Ace News Desk – Earth’s ozone layer blocks the Sun’s shortest wave radiation, called UV-C, which is so damaging to cells in high doses.

But research published this month in suggests one hardy lichen, a hybrid organism made of algae and fungi, may have cracked the UV-C code with a built-in sunscreen, despite never experiencing these rays in its long evolutionary history.”
Science magazine explains:When scientists brought a sample of the species, the common desert dweller Clavascidium lacinulatum, back to the lab, graduate student Tejinder Singh put the lichen through the wringer. First, Singh dehydrated the lichen, to make sure it couldn’t grow back in real time and mask any UV damage. Then he placed the lichen a few centimeters under a UV lamp and blasted it with radiation. The lichen seemed just fine. So Singh purchased the most powerful UV-C lamp he could find online, capable of sending out 20 times more radiation.
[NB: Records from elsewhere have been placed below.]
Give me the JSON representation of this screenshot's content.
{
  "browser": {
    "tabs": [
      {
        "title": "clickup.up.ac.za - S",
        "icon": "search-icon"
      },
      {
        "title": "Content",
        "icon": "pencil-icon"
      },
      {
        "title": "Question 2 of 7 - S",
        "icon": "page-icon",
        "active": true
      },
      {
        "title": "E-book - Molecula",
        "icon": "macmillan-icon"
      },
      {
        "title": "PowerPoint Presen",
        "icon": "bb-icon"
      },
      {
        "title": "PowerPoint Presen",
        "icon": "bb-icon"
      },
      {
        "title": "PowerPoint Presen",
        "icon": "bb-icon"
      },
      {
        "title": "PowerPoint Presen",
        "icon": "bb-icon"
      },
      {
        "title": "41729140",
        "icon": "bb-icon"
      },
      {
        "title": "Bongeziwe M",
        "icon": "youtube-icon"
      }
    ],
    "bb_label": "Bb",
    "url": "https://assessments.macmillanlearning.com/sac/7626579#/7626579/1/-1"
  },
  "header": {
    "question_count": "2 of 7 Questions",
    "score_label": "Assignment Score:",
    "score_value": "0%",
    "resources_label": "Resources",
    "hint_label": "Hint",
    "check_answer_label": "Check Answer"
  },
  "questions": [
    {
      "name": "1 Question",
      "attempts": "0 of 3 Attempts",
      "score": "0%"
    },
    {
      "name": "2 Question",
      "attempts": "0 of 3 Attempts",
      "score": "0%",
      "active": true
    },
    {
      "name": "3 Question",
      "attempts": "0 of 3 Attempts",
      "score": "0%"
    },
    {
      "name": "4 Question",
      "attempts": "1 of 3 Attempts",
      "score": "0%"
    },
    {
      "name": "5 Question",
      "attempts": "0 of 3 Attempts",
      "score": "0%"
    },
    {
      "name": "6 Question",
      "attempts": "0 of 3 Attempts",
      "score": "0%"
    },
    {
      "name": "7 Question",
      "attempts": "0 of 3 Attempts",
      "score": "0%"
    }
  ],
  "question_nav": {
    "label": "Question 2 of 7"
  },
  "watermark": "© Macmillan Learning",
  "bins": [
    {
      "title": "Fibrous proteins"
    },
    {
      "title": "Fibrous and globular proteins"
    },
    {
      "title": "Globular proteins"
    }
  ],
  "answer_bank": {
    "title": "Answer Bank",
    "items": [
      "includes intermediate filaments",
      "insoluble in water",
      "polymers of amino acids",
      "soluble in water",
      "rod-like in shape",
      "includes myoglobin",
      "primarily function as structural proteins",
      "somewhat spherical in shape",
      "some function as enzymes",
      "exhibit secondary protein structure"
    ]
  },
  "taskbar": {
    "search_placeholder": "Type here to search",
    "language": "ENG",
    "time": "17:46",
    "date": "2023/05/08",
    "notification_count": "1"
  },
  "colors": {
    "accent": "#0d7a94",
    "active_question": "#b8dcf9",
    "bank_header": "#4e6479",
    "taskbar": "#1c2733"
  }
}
When he tested the lamp on the most radiation-resistant life form on Earth, the bacterium Deinococcus radiodurans, it died in less than a minute. After 3 months—likely the highest amount of UV-C radiation ever tested on an organism—Singh pulled the sample so he could finish his master’s thesis in time. About half of the lichen’s algal cells had survived.
Then, when the team ground up and cultured part of the surviving lichen, about half of its algal cells sprouted new, green colonies after 2 weeks, showing it maintained the ability to reproduce.